Not every minute of a residency is toil and grind in clouded contemplative melancholy. There are moments of permissible flexibility, profoundly unrepresentative of the professional instincts observed in studios. Provisional reports indicate there is no indifference to leisure's agenda when its call is followed and as in some of these images, captured by Art Farm's own paparazzi, are points for proof, that these activities are moments of satisfying appeal.
Art Farm is located in south central Nebraska approximately 140 miles west of Omaha—80 miles west of Lincoln. The nearest shopping centers are Aurora (12 miles south), Central City (12 miles north), and Grand Island (population 48,000) is 20 miles west. It is a working farm of moderately diverse agriculture, from corn and soybean to prairie grass. Art Farm and the surrounding area is part of a drainage basin forming the headwaters of the Big Blue River. The landscape varies from flat, to gentle rolling, to shallow wetland basins mainly hidden by cornfields. Two miles northwest of Art Farm is the Platte River where the flat landscape changes into clay bluffs. There is not much elevation change for miles, so as you can tell from the images, you only need to look up to experience the basic forces of nature.
Art Farm was officially established as a non-profit artist residency organization in 1993, however the groundwork for its existence has been evolving since the mid-seventies.
This is a brief history of some seventeen buildings that have been moved to Art Farm from nearby farms since 1974, saving them from destruction by their owners. Central to Art Farm is a 12,000 square foot barn complex: A project, stretching over seven years of moving five barns and joining them into one unit. More than just buildings moved—with each barn came a story: one farmer might recall how once during the 1930’s locusts devoured nearly everything—including all the paint on one barn; a second farmer might point to the areas on another barn he repaired after damage from lightning strikes. The barns are from 60 to 100+ years old and within their structure, they tell a visual story of an owner’s attempts to adapt with changing times. These structures follow the tradition of vernacular architecture based on pragmatic observation and function. Barn builders adapted a plan and a shape from a general concept and then individually modified it to serve their needs. In that practice, the work at Art Farm of restoring, repairing, and converting barns for living and studio space continues. Because of its size and ever changing shape, the barn complex is now known as, "The Mutant Little House on the Prairie.”

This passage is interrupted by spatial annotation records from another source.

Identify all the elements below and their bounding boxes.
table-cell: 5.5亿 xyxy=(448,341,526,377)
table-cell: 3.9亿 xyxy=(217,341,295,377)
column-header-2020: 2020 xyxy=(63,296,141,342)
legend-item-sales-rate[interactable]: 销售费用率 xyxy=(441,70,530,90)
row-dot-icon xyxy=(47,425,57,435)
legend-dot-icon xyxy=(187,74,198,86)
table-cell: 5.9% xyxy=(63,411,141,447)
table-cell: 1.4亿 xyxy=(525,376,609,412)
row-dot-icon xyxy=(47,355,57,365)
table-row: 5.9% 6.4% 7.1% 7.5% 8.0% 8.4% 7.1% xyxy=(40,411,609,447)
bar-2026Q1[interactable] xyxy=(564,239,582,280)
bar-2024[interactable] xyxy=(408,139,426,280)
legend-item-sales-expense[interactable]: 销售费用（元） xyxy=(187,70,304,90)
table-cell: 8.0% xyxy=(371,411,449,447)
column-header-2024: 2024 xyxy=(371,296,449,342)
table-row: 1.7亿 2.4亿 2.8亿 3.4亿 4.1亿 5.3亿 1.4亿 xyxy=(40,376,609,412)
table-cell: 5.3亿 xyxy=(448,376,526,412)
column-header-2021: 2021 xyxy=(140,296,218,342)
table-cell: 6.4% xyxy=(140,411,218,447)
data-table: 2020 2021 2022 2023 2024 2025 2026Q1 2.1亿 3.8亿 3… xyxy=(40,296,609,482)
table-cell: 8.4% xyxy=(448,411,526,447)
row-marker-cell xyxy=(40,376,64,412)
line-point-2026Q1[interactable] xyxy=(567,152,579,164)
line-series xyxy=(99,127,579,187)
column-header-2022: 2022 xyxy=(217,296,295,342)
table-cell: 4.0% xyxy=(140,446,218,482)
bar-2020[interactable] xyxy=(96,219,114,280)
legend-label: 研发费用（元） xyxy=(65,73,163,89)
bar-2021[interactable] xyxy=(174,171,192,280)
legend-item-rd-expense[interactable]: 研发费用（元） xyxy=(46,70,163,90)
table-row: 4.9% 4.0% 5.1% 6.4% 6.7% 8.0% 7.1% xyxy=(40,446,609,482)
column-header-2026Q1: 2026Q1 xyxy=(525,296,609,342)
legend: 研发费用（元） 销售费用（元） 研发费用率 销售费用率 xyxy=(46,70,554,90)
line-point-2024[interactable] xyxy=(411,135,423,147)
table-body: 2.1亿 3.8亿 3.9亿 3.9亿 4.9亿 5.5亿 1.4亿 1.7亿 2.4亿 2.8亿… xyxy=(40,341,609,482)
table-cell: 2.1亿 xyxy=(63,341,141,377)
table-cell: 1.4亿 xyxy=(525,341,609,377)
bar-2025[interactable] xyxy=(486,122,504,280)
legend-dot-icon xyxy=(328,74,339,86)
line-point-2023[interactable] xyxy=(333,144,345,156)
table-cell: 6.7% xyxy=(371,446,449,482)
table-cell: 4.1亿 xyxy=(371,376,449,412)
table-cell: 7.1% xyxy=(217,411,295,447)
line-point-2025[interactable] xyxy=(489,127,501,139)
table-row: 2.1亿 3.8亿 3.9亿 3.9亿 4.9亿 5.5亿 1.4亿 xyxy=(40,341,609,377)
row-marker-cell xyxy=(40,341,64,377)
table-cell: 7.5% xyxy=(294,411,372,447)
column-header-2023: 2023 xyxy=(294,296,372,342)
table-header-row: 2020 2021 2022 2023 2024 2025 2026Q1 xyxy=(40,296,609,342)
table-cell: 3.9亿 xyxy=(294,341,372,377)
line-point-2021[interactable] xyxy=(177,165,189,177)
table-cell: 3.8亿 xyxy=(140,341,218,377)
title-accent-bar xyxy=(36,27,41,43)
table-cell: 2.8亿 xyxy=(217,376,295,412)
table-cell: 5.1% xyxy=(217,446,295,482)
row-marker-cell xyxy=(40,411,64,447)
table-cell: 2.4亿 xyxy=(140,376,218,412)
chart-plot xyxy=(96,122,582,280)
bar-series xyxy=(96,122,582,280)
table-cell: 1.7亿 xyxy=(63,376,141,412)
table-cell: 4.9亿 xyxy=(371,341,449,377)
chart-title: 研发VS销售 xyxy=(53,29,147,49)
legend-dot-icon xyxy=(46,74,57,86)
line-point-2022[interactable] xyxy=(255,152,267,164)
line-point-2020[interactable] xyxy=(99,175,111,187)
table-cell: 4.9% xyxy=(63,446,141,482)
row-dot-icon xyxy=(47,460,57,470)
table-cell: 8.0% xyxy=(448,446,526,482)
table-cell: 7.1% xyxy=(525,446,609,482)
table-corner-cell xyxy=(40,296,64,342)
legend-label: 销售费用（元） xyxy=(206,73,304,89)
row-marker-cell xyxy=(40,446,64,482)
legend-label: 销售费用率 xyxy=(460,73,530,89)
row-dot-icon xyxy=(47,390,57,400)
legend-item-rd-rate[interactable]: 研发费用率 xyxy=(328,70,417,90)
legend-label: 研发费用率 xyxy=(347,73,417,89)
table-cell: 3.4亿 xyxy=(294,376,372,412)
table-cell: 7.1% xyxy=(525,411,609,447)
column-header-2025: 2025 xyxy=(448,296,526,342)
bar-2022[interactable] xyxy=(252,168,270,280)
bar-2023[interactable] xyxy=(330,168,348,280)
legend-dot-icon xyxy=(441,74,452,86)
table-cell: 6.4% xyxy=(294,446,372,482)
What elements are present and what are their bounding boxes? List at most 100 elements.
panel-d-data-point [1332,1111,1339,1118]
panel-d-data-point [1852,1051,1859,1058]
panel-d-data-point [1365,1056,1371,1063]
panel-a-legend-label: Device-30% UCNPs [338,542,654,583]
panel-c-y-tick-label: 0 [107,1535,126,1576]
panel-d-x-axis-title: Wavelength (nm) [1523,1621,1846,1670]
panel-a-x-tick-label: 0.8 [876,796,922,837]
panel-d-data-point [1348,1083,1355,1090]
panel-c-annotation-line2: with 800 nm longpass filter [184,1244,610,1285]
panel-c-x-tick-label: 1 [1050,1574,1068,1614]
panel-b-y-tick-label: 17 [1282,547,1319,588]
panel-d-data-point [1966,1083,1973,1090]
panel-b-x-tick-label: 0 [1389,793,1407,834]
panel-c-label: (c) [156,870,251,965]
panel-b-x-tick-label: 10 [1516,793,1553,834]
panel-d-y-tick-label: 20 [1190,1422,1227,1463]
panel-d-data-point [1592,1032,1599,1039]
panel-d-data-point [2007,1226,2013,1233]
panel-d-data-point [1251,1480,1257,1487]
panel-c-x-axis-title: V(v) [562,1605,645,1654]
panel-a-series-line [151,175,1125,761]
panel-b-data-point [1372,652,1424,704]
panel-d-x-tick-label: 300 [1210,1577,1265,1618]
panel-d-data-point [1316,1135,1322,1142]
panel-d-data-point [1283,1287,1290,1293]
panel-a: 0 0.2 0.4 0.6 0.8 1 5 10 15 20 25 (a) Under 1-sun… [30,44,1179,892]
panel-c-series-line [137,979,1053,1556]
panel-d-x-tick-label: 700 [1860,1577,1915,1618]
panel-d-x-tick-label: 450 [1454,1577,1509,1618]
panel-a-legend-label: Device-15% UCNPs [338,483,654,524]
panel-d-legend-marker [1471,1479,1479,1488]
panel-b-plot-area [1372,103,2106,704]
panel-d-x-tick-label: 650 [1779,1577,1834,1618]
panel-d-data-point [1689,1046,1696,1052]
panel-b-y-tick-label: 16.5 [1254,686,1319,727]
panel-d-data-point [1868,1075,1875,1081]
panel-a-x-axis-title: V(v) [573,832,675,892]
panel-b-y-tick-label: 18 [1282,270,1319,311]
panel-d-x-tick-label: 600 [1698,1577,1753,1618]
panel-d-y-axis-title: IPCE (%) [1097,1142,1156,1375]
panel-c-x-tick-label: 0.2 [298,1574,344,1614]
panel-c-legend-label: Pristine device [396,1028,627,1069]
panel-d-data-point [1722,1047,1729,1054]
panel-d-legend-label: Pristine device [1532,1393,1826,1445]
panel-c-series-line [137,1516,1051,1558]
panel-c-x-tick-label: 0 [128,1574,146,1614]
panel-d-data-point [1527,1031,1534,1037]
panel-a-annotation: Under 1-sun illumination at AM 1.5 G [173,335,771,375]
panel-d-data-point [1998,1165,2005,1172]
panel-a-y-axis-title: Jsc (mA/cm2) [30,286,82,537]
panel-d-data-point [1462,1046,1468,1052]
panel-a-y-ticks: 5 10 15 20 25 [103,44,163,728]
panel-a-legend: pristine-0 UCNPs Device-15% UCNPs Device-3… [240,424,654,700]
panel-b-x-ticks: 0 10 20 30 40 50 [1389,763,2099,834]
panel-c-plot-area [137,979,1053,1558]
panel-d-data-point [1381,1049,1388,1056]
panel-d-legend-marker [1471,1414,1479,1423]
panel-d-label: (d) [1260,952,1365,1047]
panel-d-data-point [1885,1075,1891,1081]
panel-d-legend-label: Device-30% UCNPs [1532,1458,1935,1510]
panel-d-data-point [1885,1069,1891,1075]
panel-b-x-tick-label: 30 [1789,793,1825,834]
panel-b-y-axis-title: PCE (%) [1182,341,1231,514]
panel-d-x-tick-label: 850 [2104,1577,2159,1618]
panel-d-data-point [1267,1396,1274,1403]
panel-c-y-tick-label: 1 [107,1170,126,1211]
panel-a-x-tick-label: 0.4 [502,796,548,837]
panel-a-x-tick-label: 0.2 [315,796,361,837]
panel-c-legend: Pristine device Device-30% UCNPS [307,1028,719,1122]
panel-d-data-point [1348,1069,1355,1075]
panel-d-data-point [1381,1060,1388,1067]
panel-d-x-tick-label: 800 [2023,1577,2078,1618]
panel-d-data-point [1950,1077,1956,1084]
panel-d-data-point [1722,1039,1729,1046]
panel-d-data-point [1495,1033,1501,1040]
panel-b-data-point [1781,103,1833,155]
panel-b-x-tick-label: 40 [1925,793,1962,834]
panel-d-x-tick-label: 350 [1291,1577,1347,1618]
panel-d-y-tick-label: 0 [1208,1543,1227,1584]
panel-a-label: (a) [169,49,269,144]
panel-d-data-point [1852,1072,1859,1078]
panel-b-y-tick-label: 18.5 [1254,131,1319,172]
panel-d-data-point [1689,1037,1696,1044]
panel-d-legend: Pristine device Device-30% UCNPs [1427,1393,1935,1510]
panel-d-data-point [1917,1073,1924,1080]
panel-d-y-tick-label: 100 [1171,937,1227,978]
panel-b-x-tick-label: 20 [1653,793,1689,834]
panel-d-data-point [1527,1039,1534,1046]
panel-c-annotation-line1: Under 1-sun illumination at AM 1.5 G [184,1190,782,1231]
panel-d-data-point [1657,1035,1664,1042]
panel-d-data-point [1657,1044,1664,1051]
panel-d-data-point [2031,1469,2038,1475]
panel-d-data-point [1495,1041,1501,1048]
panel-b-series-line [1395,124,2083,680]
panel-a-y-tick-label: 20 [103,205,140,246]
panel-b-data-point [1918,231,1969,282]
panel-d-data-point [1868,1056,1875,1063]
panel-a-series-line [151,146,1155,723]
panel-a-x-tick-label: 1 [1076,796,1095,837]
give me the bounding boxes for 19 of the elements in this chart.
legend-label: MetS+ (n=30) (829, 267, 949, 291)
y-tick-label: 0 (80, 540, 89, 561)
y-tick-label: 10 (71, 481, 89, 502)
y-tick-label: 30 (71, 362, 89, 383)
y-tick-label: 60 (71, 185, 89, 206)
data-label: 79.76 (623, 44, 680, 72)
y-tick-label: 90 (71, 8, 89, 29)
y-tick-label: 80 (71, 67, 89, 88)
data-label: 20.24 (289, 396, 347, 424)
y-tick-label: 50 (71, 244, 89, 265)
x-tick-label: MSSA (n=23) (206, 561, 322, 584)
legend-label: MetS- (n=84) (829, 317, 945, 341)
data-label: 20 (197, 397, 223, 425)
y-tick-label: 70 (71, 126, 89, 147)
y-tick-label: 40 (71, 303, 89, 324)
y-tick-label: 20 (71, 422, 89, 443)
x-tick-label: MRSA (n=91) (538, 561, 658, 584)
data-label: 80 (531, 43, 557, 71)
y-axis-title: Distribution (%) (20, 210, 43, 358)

Another structure is a house called Victoria, built approximately 125 years ago, circa 1890, and years later, a two-story addition was joined to it, which became the kitchen with a bedroom above. An interesting observation is that the lumber to build the addition is the oldest in the entire building leading to speculation that another farm building was the lumber source. As with many rural families, the first floor was where the family lived their daily lives and the second floor, which were bedrooms, were reserved exclusively for guests. If the rumors are true, the family living in Victoria never once used the upstairs rooms. It later became the select domain of invading raccoons after the house was abandoned. After the original family sold the farm to a neighboring farmer, who briefly rented it out for a few years, it remained abandoned for 54 years. Standing alone in a field of corn, one mile by crow flight from Art Farm and when it was purchased In 2000 for $400 from the landowner, the process of moving it to Art Farm began.